The onsite system diagram outlines the resources Vultron will deploy within the customer's infrastructure and how those resources will utilize the customer's existing software and hardware. All hardware will be purchased and owned by the customer.
.png)
Customer Intranet
- A private DNS resolver allows laptops to use a VPN or office Wi-Fi to access
internal.vultron.ai and connect to the API server's private IP address to serve the web application.
- Okta is tunneled to be reachable by the API server.
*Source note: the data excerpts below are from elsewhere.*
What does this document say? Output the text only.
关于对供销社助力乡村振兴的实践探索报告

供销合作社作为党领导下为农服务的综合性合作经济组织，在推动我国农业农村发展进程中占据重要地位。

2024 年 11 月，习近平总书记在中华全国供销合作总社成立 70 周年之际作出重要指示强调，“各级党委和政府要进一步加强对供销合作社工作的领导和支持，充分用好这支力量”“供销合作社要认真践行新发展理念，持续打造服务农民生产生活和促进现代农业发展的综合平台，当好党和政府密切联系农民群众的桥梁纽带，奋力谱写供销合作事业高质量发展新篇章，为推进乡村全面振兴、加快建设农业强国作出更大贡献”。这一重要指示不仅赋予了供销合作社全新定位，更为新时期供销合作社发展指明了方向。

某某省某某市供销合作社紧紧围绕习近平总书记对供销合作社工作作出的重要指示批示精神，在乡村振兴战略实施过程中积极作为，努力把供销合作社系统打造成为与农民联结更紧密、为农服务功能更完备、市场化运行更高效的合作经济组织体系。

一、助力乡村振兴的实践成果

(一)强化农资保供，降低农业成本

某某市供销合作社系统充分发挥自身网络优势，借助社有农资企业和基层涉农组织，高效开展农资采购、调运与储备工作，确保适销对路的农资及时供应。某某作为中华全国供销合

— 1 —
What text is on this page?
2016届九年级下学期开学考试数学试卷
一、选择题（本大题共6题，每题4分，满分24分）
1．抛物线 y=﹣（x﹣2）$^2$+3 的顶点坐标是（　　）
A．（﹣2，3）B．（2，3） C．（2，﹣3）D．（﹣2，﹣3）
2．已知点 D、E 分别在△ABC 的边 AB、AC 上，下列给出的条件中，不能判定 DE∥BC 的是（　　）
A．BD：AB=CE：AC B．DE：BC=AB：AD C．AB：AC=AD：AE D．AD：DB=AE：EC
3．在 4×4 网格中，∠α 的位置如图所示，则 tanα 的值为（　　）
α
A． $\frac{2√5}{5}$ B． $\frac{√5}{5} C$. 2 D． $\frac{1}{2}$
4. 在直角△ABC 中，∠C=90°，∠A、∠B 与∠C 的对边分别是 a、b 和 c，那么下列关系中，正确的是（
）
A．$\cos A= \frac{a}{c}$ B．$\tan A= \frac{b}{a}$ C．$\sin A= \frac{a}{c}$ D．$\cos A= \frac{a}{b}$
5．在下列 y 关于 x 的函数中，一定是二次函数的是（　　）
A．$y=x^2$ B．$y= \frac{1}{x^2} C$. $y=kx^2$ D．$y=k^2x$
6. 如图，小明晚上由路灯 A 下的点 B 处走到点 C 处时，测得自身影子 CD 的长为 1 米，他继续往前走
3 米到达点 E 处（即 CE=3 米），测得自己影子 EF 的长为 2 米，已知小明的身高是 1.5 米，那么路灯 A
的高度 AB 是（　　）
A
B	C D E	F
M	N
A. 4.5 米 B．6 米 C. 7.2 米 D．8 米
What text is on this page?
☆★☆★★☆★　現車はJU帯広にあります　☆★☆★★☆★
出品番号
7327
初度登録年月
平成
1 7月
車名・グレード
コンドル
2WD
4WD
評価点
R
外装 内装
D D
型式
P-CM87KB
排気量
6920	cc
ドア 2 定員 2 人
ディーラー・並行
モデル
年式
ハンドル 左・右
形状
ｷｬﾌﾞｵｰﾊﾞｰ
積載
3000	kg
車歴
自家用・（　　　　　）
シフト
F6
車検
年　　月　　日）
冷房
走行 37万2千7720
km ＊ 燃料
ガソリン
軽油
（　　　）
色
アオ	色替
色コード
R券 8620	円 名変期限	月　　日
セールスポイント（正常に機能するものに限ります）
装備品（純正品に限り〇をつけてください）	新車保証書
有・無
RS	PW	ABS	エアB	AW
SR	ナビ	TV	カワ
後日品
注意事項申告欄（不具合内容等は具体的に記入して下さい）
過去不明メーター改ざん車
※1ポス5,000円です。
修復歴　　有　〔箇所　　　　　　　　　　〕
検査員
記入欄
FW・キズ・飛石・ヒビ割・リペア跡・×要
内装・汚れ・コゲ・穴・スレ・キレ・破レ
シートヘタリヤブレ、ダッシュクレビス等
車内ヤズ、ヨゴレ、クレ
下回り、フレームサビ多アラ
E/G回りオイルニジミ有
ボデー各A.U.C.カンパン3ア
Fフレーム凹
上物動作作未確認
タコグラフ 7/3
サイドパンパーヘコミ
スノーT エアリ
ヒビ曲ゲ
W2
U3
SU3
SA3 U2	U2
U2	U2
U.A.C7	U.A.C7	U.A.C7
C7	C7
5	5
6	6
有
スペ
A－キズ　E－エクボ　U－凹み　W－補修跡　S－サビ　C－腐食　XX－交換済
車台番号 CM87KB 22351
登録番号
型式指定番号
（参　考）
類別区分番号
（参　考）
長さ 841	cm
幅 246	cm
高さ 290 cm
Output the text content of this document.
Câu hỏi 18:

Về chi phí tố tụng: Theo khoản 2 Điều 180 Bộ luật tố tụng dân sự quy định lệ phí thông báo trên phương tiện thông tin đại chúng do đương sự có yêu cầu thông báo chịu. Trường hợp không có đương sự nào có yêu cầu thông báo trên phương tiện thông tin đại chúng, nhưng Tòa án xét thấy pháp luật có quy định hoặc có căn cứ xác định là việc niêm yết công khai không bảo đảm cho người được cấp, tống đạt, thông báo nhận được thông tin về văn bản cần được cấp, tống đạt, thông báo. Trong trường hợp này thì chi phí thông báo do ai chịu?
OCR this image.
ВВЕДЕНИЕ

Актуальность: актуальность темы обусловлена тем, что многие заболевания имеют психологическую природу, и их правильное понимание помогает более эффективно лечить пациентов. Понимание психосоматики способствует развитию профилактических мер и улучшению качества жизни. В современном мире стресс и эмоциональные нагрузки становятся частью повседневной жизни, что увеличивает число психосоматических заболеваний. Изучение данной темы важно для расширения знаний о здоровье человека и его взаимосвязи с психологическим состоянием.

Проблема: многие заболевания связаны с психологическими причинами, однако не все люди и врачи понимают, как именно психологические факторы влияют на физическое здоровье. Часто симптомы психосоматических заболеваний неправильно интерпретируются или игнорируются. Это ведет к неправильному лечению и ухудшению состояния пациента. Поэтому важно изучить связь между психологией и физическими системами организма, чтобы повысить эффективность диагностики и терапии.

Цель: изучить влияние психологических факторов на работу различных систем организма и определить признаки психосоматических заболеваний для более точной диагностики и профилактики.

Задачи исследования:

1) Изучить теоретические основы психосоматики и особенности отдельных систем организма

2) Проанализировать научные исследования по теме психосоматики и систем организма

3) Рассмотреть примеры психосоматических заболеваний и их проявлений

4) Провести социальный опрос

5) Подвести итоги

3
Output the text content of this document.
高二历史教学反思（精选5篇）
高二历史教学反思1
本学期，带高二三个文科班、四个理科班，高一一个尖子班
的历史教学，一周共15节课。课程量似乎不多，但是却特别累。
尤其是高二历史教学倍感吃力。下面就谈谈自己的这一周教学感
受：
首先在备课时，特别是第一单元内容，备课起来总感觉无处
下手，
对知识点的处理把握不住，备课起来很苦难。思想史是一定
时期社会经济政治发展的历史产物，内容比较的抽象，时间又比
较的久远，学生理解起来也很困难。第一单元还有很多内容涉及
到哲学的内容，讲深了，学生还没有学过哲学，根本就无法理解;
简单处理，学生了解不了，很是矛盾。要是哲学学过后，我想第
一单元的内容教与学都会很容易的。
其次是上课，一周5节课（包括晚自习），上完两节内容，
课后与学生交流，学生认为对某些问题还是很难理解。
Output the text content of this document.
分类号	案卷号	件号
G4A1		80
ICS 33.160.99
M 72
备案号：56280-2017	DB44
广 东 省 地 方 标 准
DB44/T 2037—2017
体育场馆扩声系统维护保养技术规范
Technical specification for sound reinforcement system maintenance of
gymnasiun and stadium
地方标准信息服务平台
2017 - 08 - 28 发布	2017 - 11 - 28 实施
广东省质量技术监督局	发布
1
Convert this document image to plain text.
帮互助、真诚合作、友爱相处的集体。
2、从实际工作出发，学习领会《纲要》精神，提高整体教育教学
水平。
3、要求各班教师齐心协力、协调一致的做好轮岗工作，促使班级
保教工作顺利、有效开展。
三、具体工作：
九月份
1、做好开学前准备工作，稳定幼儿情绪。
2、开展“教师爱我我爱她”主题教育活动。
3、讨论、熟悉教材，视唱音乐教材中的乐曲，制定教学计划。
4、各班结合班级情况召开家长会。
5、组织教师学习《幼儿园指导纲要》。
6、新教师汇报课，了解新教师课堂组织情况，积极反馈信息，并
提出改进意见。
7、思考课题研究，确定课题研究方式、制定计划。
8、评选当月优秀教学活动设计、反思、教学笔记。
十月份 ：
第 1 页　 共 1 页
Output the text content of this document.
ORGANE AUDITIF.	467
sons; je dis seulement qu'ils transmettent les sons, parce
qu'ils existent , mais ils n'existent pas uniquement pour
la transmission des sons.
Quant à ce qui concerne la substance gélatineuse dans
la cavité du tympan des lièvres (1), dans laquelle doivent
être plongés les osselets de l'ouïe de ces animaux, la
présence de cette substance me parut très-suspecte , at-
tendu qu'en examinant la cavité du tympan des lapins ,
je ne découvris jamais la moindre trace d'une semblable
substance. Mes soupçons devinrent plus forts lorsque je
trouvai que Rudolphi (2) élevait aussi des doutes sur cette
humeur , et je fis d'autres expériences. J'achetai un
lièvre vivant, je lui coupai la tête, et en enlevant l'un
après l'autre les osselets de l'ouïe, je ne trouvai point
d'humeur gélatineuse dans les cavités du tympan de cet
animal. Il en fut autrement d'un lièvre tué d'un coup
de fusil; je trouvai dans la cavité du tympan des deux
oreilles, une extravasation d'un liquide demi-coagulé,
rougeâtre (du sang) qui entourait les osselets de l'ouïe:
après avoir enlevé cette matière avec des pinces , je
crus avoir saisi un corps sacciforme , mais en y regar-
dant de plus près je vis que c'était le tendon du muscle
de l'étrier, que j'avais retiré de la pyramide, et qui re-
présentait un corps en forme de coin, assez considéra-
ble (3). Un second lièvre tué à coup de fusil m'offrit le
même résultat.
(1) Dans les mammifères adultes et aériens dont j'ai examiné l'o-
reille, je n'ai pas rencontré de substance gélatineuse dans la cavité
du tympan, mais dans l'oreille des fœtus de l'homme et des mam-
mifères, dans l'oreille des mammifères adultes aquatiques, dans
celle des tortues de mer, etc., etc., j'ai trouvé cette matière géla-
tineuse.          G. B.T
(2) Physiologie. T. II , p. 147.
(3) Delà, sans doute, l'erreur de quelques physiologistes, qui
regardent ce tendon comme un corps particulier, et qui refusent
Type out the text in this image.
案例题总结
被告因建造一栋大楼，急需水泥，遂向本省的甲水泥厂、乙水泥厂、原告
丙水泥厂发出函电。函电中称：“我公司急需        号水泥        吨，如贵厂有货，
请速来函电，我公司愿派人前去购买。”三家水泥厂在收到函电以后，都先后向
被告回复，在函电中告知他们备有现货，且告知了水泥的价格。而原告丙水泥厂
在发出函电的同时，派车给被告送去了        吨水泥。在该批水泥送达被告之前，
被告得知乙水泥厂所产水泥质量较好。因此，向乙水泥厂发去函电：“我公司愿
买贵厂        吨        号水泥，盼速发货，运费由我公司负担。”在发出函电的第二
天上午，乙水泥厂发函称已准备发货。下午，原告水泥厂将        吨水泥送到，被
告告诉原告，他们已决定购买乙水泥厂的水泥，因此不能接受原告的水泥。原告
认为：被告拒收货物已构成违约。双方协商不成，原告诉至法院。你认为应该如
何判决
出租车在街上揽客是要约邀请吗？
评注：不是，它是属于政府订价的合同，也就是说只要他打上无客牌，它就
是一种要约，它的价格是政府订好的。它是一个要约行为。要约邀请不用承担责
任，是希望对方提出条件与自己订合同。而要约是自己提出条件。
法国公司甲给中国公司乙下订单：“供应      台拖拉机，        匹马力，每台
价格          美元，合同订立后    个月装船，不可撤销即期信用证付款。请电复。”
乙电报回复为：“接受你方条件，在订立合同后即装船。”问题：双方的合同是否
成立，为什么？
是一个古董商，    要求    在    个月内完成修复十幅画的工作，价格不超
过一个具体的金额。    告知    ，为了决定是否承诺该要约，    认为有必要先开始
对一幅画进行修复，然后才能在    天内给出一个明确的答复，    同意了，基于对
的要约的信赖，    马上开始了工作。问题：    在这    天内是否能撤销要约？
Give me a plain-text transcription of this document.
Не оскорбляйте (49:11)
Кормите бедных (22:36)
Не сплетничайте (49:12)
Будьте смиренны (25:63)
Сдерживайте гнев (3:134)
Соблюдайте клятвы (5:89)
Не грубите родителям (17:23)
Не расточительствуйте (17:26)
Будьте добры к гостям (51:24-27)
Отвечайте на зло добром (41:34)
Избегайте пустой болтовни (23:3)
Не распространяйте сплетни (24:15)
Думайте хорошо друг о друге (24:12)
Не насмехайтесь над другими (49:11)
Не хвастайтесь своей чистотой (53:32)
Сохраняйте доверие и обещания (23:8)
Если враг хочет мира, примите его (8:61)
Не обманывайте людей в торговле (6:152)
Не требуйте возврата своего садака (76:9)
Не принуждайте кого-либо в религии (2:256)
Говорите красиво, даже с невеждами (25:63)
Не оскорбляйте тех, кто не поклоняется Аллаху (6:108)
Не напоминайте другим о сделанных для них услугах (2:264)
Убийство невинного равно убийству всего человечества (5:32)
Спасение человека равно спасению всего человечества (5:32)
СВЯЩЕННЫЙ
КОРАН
- The API and GPU machine are on the same LAN/VLAN with bi-directional network bandwidth exceeding 1 GB/s.
API Machine
- Vultron serves the web application via TLS on port 443 of the API machine.
- Docker containers are used for all Vultron micro-services, which utilize the file system to persist data.
- The system specifications include 32 cores, 64GB RAM, and 1TB NVMe storage.
GPU Machine
- Dockerized Llama 3.1 70B instruct model and E5 embedding model utilize vLLM for tensor parallelism while interfacing with the GPUs/CUDA.
- Two H100 GPUs are NVLinked and accessible by the OS (GPU passthrough is used if Vultron is run within a virtual machine on the GPU machine).
- The system is equipped with 2x AMD EPYC 9334 processors, 128GB DDR5 RAM, and 1TB NVMe storage.